Nowadays, calculations of π are conducted with the use of computers. For example, in January 2020, Timothy Mullican calculated the number to 50 trillion decimals with the use of y-cruncher software. The calculations took 303 days, and the number alone took up approx. 281 TB of space.

All the estimates I have provided are rational numbers; in fact, π is an irrational number (it was proven by Johann Heinrich Lambert in 1761) and even a transcendental number, i.e. it is not the root of a non-zero polynomial of rational coefficients (a result of research by Ferdinand Lindemann from 1882).

In 1706, a Welsh mathematician William Jones introduced the symbol of π as an abbreviation of the Greek word περίμετρον, i.e. circumference. That symbol was later used by many mathematicians, but the use by Leonhard Euler in 1737 caused the Greek letter to become one of the most known in culture, science, and – and it should be emphasised – in the subculture. It is Euler to whom we owe the most beautiful Maths formula, i.e. 𝐞^𝐢π+𝟏=𝟎, combining the most important equations and constants in Maths.

In 1988, Larry Shaw introduced Pi Day which ever since that day has been celebrated in the USA, and later all around the world. The date 14 March is not coincidental as it is written as 3/14 according to the date format in the United States.
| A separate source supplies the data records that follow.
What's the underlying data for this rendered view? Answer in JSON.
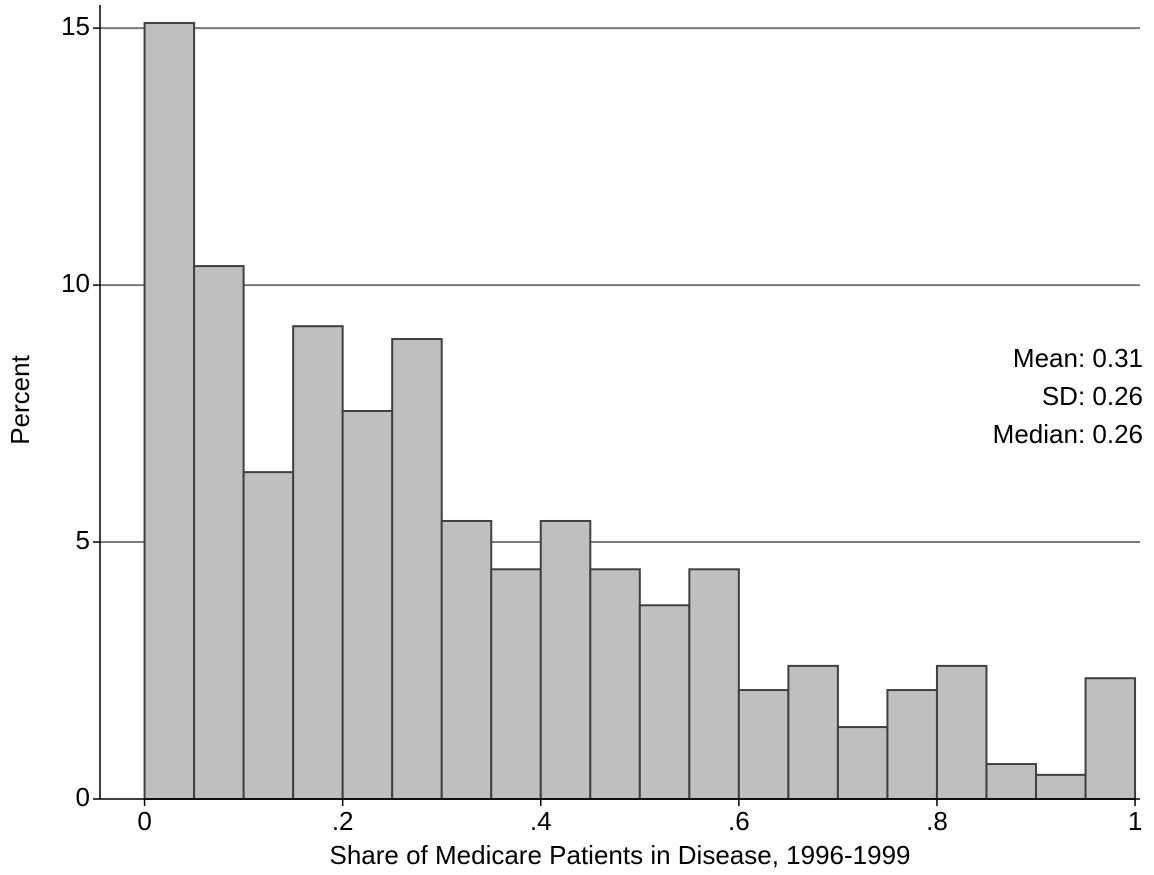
{
  "chart_data": {
    "type": "histogram",
    "x_label": "Share of Medicare Patients in Disease, 1996-1999",
    "y_label": "Percent",
    "annotations": [
      "Mean: 0.31",
      "SD: 0.26",
      "Median: 0.26"
    ],
    "bins": [
      0,
      0.05,
      0.1,
      0.15,
      0.2,
      0.25,
      0.3,
      0.35,
      0.4,
      0.45,
      0.5,
      0.55,
      0.6,
      0.65,
      0.7,
      0.75,
      0.8,
      0.85,
      0.9,
      0.95,
      1
    ],
    "values": [
      15.1,
      10.37,
      6.36,
      9.2,
      7.55,
      8.95,
      5.41,
      4.47,
      5.41,
      4.47,
      3.77,
      4.47,
      2.12,
      2.59,
      1.4,
      2.12,
      2.59,
      0.68,
      0.47,
      2.35
    ],
    "color": "#bfbfbf",
    "edge_color": "#404040",
    "xlim": [
      -0.045,
      1.005
    ],
    "xticks": [
      0,
      {
        "value": 0.2,
        "label": ".2"
      },
      {
        "value": 0.4,
        "label": ".4"
      },
      {
        "value": 0.6,
        "label": ".6"
      },
      {
        "value": 0.8,
        "label": ".8"
      },
      1
    ],
    "ylim": [
      0,
      15.45
    ],
    "yticks": [
      0,
      5,
      10,
      15
    ],
    "grid": true
  }
}
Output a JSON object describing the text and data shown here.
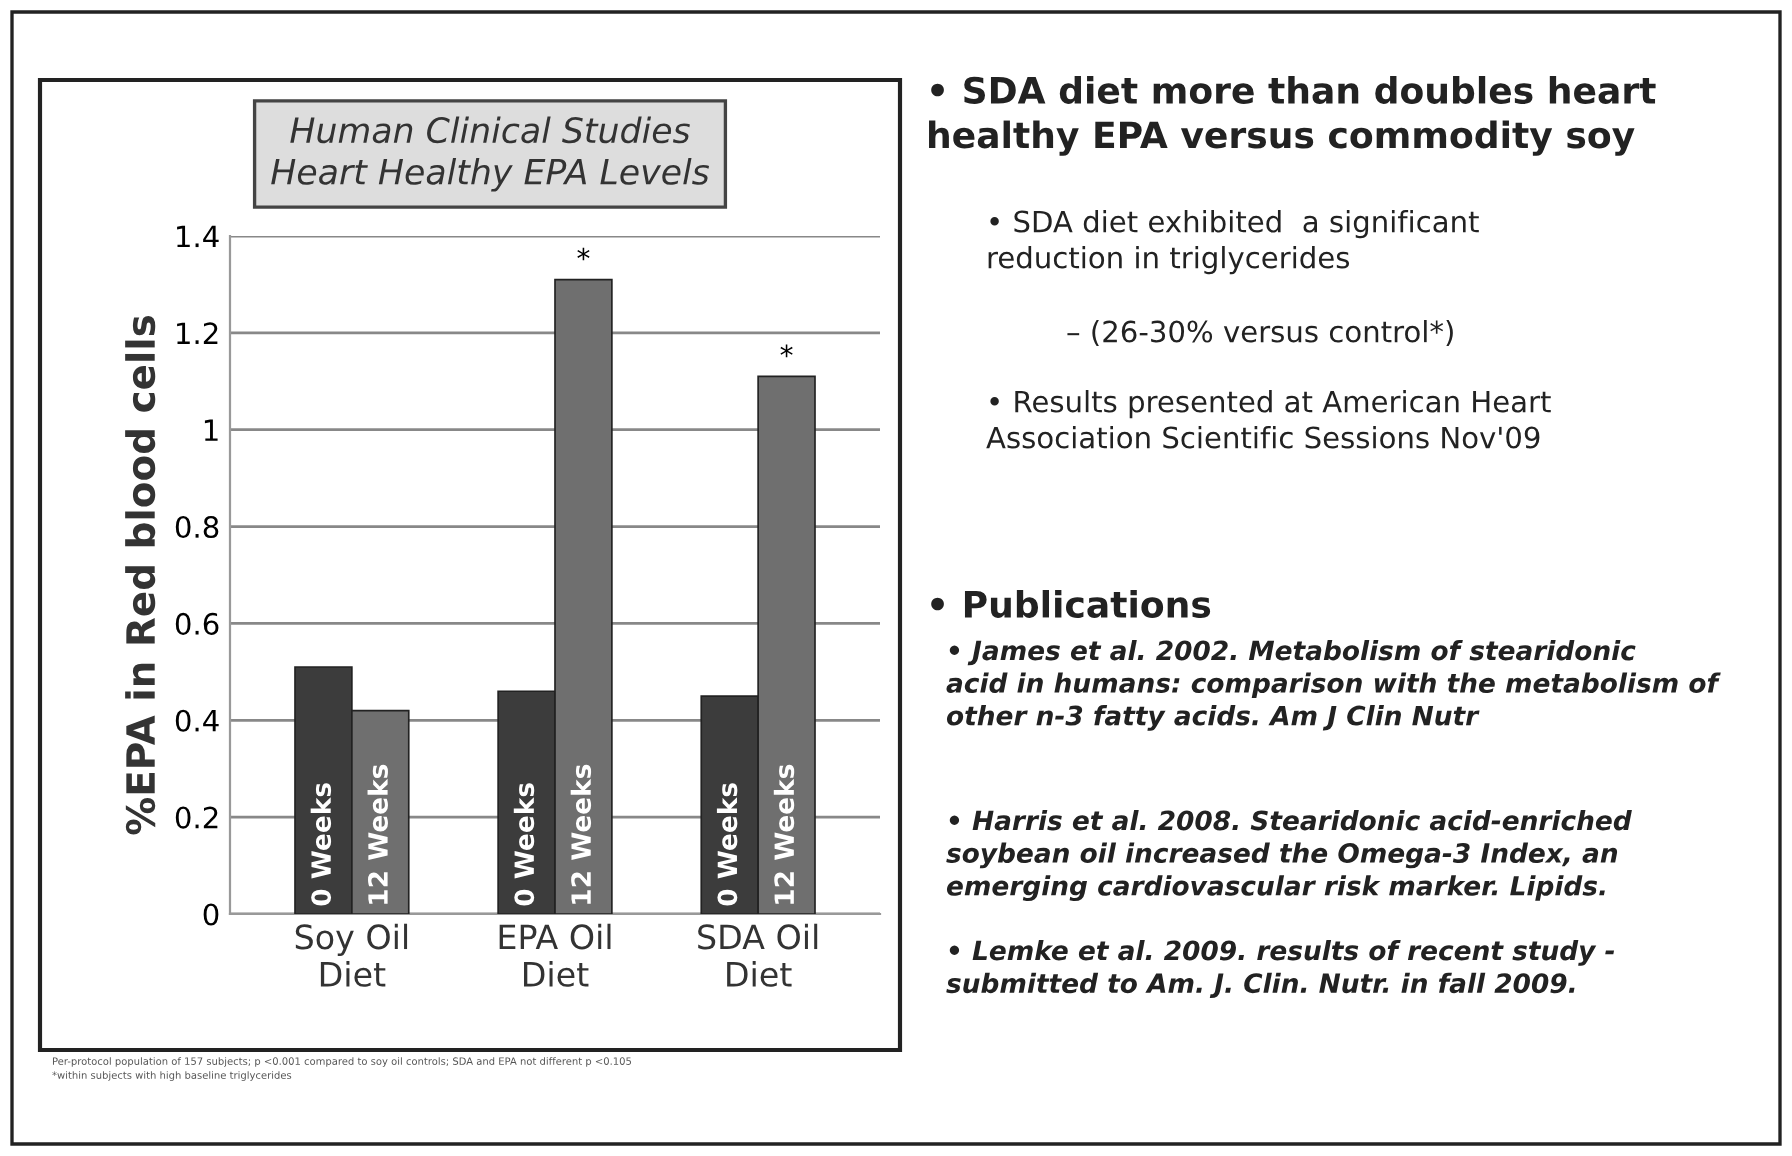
{
  "chart_data": [
    {
      "type": "bar",
      "title": "Human Clinical Studies\nHeart Healthy EPA Levels",
      "ylabel": "%EPA in Red blood cells",
      "categories": [
        "Soy Oil\nDiet",
        "EPA Oil\nDiet",
        "SDA Oil\nDiet"
      ],
      "series": [
        {
          "name": "0 Weeks",
          "color": "#3c3c3c",
          "values": [
            0.51,
            0.46,
            0.45
          ]
        },
        {
          "name": "12 Weeks",
          "color": "#6f6f6f",
          "values": [
            0.42,
            1.31,
            1.11
          ]
        }
      ],
      "ylim": [
        0,
        1.4
      ],
      "yticks": [
        0,
        0.2,
        0.4,
        0.6,
        0.8,
        1,
        1.2,
        1.4
      ],
      "grid": "y",
      "legend": false,
      "annotations": [
        {
          "text": "*",
          "x": "EPA Oil\nDiet",
          "y": 1.31
        },
        {
          "text": "*",
          "x": "SDA Oil\nDiet",
          "y": 1.11
        },
        "Per-protocol population of 157 subjects; p <0.001 compared to soy oil controls; SDA and EPA not different p <0.105",
        "*within subjects with high baseline triglycerides"
      ]
    },
    {
      "type": "other",
      "annotations": [
        "• SDA diet more than doubles heart healthy EPA versus commodity soy",
        "• SDA diet exhibited  a significant reduction in triglycerides",
        "– (26-30% versus control*)",
        "• Results presented at American Heart Association Scientific Sessions Nov'09",
        "• Publications",
        "• James et al. 2002. Metabolism of stearidonic acid in humans: comparison with the metabolism of other n-3 fatty acids. Am J Clin Nutr",
        "• Harris et al. 2008. Stearidonic acid-enriched soybean oil increased the Omega-3 Index, an emerging cardiovascular risk marker. Lipids.",
        "• Lemke et al. 2009. results of recent study - submitted to Am. J. Clin. Nutr. in fall 2009."
      ]
    }
  ]
}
As 𝘱𝘪𝘦 and π are homophones, a lot of pie contests happen there on that day. Since in Europe a different date format (DDMM) has been adopted, on 22 July (22/7) we celebrate Pi Approximation Day. It is one of the oldest approximations of the ratio of circumference of a circle to its diameter. To the elderly, 22 July might be also associated with the E. Wedel company (?!?), thus, we have a very pleasant reason for celebration. Since 2007, we have been celebrating Pi Day on 14 March at the Faculty of Science and Technology.

It is a shame that another important number, i.e. 𝙚, also known as Euler’s number, does not have its own day. But 𝐞≈𝟐,𝟕𝟏𝟖𝟐𝟖𝟏𝟖𝟐𝟖, and as one of my friends has noticed, in 1828, Lev Nikolayevich Tolstoy was born (9 September). Maybe we should establish E Day on 9 September, shouldn’t we?